Confessions of a Counterfeit Farm Girl
Title | Confessions of a Counterfeit Farm Girl PDF eBook |
Author | Susan McCorkindale |
Publisher | Penguin |
Total Pages | 372 |
Release | 2008-10-07 |
Genre | Biography & Autobiography |
ISBN | 1101078766 |
A laugh-out-loud memoir about a city slicker who discovers that Manolos and manure just don?t mix. At her husband?s prompting, suburban mom and New York career woman Susan McCorkindale agreed to give up her stressful six-figure job. Together, they headed down south to a 500-acre beef farm, and never looked back. Well, he didn?t look back. She did. A lot.

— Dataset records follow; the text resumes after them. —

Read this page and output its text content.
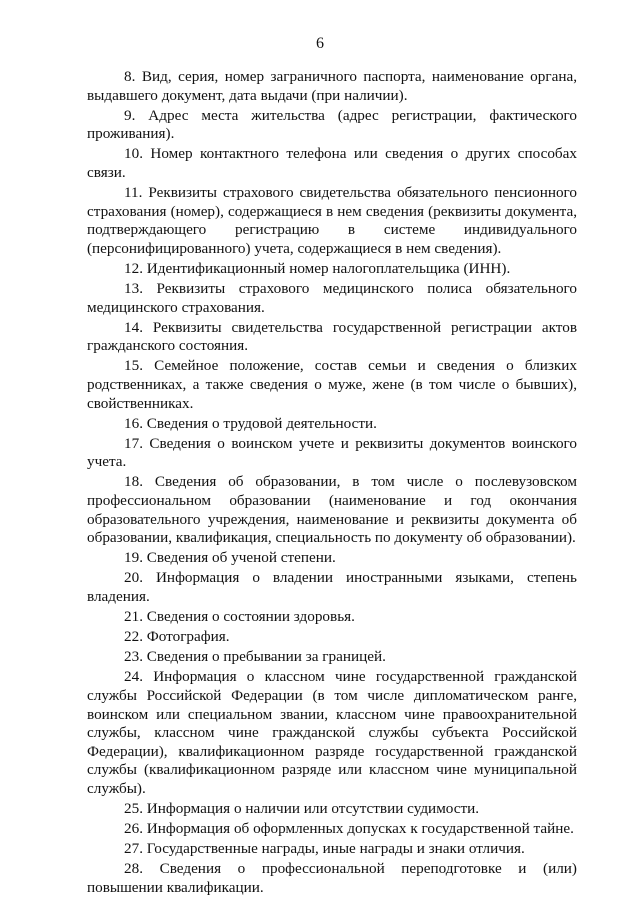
6

8. Вид, серия, номер заграничного паспорта, наименование органа, выдавшего документ, дата выдачи (при наличии).

9. Адрес места жительства (адрес регистрации, фактического проживания).

10. Номер контактного телефона или сведения о других способах связи.

11. Реквизиты страхового свидетельства обязательного пенсионного страхования (номер), содержащиеся в нем сведения (реквизиты документа, подтверждающего регистрацию в системе индивидуального (персонифицированного) учета, содержащиеся в нем сведения).

12. Идентификационный номер налогоплательщика (ИНН).

13. Реквизиты страхового медицинского полиса обязательного медицинского страхования.

14. Реквизиты свидетельства государственной регистрации актов гражданского состояния.

15. Семейное положение, состав семьи и сведения о близких родственниках, а также сведения о муже, жене (в том числе о бывших), свойственниках.

16. Сведения о трудовой деятельности.

17. Сведения о воинском учете и реквизиты документов воинского учета.

18. Сведения об образовании, в том числе о послевузовском профессиональном образовании (наименование и год окончания образовательного учреждения, наименование и реквизиты документа об образовании, квалификация, специальность по документу об образовании).

19. Сведения об ученой степени.

20. Информация о владении иностранными языками, степень владения.

21. Сведения о состоянии здоровья.

22. Фотография.

23. Сведения о пребывании за границей.

24. Информация о классном чине государственной гражданской службы Российской Федерации (в том числе дипломатическом ранге, воинском или специальном звании, классном чине правоохранительной службы, классном чине гражданской службы субъекта Российской Федерации), квалификационном разряде государственной гражданской службы (квалификационном разряде или классном чине муниципальной службы).

25. Информация о наличии или отсутствии судимости.

26. Информация об оформленных допусках к государственной тайне.

27. Государственные награды, иные награды и знаки отличия.

28. Сведения о профессиональной переподготовке и (или) повышении квалификации.
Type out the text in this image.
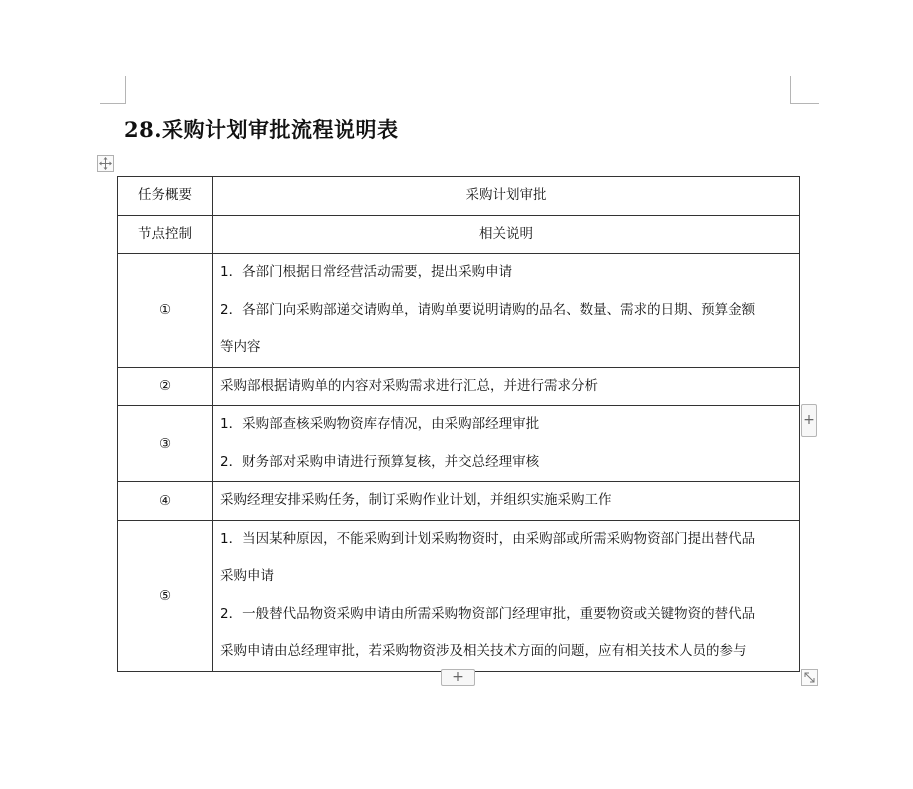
28.采购计划审批流程说明表
任务概要	采购计划审批

节点控制	相关说明

①	1．各部门根据日常经营活动需要，提出采购申请
2．各部门向采购部递交请购单，请购单要说明请购的品名、数量、需求的日期、预算金额
等内容

②	采购部根据请购单的内容对采购需求进行汇总，并进行需求分析

③	1．采购部查核采购物资库存情况，由采购部经理审批
2．财务部对采购申请进行预算复核，并交总经理审核

④	采购经理安排采购任务，制订采购作业计划，并组织实施采购工作

⑤	1．当因某种原因，不能采购到计划采购物资时，由采购部或所需采购物资部门提出替代品
采购申请
2．一般替代品物资采购申请由所需采购物资部门经理审批，重要物资或关键物资的替代品
采购申请由总经理审批，若采购物资涉及相关技术方面的问题，应有相关技术人员的参与
+
+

From playing ?spot the religious billboard? on the drive to rural Virginia, to adapting to a world without Starbucks, to planning bright-orange hunter-resistant wardrobes for the kids (?We moved here to get away from the madness of Manhattan only to risk getting popped on our own property?), this is her hilarious account of how a city girl came to love?or at least tolerate?country life.